It has been a year since Facebook announced that its Open Compute Project had an initiative focused on defining a network switch that could be used with a variety of operating systems, so that data center operators would not get locked into using a single vendor’s software once they bought that vendor’s hardware.
Facebook’s wish to disaggregate networking hardware from networking software has now been granted. Two switch designs (one by Mellanox and the other by Broadcom) were submitted to Open Compute for approval, and Facebook is already testing a handful of the Broadcom boxes in production in its data centers, Najam Ahmad, director of network engineering at Facebook, said.
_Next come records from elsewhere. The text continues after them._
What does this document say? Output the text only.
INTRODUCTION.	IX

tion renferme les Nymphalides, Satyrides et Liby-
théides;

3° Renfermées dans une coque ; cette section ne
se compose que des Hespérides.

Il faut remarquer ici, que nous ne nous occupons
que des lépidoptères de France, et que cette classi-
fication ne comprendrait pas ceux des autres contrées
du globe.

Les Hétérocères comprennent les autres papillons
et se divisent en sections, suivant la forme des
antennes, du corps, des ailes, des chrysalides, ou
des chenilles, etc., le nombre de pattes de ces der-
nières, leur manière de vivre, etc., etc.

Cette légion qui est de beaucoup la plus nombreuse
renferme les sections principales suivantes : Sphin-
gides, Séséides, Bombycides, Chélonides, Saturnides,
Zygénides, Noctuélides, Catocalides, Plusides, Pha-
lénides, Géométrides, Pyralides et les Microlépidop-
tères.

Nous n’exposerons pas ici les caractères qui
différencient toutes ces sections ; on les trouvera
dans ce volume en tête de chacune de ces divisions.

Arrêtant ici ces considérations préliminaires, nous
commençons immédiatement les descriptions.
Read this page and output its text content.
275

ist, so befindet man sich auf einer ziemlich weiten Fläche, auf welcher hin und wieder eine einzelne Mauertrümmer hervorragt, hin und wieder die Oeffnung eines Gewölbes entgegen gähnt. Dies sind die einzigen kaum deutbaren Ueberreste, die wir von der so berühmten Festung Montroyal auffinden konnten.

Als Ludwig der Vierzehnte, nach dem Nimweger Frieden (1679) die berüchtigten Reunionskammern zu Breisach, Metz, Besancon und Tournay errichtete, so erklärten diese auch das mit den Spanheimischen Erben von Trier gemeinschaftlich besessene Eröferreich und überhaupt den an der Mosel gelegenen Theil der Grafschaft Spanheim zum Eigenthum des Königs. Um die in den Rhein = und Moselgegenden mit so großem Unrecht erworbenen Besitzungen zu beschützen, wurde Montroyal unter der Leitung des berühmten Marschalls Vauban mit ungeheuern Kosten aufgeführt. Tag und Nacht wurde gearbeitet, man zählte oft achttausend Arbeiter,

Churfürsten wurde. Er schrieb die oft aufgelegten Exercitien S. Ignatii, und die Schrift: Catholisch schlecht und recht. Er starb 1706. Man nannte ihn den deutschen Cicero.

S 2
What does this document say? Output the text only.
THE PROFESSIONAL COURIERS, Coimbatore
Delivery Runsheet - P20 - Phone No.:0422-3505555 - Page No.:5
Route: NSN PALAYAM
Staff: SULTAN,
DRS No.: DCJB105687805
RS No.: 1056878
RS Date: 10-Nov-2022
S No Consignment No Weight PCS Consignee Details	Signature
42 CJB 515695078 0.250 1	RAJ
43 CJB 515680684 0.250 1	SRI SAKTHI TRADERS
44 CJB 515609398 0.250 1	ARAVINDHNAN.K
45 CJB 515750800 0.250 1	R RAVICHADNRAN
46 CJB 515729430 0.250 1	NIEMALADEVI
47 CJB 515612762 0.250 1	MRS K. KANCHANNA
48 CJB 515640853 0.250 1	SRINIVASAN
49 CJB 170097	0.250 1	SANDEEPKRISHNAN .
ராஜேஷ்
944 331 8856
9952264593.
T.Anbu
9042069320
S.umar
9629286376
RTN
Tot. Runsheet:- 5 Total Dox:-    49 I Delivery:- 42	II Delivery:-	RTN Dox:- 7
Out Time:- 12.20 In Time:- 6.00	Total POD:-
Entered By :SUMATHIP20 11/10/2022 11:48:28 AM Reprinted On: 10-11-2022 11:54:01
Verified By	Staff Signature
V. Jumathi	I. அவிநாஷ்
Facebook started the Open Compute Project in 2011 as an open source data center and hardware design effort. OCP has since grown into an active ecosystem of vendors and end users focused on web-scale data center infrastructure.
Customizing throughout the stack
The beauty of an OCP switch is that the company will soon be able to deploy network hardware made by a variety of vendors with its own network management software. “The key idea was, if we actually disaggregate, we can mix and match,” Ahmad said. “Buy some and make some. We don’t have to buy a complete vertically integrated solution at this point. That’s really why we’re driving it.”
Given its substantial in-house engineering capabilities, Facebook wants the flexibility to choose between different vendors’ solutions and its own homegrown technology across its entire stack. This allows it to optimize the whole system for its applications and to win on price from competition among vendors. It already uses its own servers and storage arrays, both available as open source designs through OCP, and network gear has been the remaining piece of the puzzle.
Today, the test switches running in production are based on Broadcom’s design, but it does not mean hardware by Mellanox, or Big Switch Networks, or another vendor, will not also be deployed in the future. “We expect a lot more switches to come through the OCP pipeline in that manner,” Ahmad said.
Both Broadcom and Mellanox designs are close to being approved as the official OCP designs, which will mean anybody will be able to manufacture and sell them.
Any OS Facebook’s heart desires
Facebook can use its home-brewed network management software on OCP switches because of one key piece of technology called Open Network Install Environment. A switch with ONIE, an open source boot loader, boots up, finds and loads whatever operating system is available on the network.
The ONIE project was founded by Broadcom, Mellanox, Big Switch, Agema, EdgeCore, Penguin Computing, Quanta and Cumulus Networks. The software was contributed to the Open Compute Project in November of 2013.
SDN for path selection at the edge
Facebook’s network operating system is a Linux variant. The company has a Software Defined Network controller for centralized network management. “We’re very big believers in SDN,” Ahmad said.
One example where SDN helps is selecting optimal network path for data at the edges of the network around the globe. The primary protocol Facebook uses at the edge is BGP, which is good for setting up sessions, path discovery and policy implementation, but not very good at path selection. BGP selects the shortest path and uses it without considering capacity or congestion, Ahmad explained. Facebook’s SDN controller looks at paths BGP discovers and selects the best path using an algorithm that also takes into consideration the state of the network, ensuring the most efficient content delivery.
The network is not making routing decisions at the edge on its own. The decisions are instead made by a central controller and pushed back into the fabric. As a result, Facebook has been able to increase utilization of its network resources to more than 90 percent, while running the application without any packet backlog, Ahmad said.
SDN for bulk Hadoop data transfer
Another example of SDN implementation at Facebook is management of bulk data transfer between data centers. The company’s Hadoop system lives across multiple facilities, which means a lot of traffic is traveling between data centers just for Hadoop. Such transfers, which often involve several terabytes of data, cause substantial congestion in different parts of the network. “You can see congestion for hours at a time,” Ahmad said.
Facebook’s bulk traffic management system enables applications to register what data they need to copy where and over what period of time. It then automatically identifies paths on the network with available capacity and uses that capacity to transfer the requested data. It essentially reshapes inter-data center traffic to avoid congestion that can affect performance of other applications.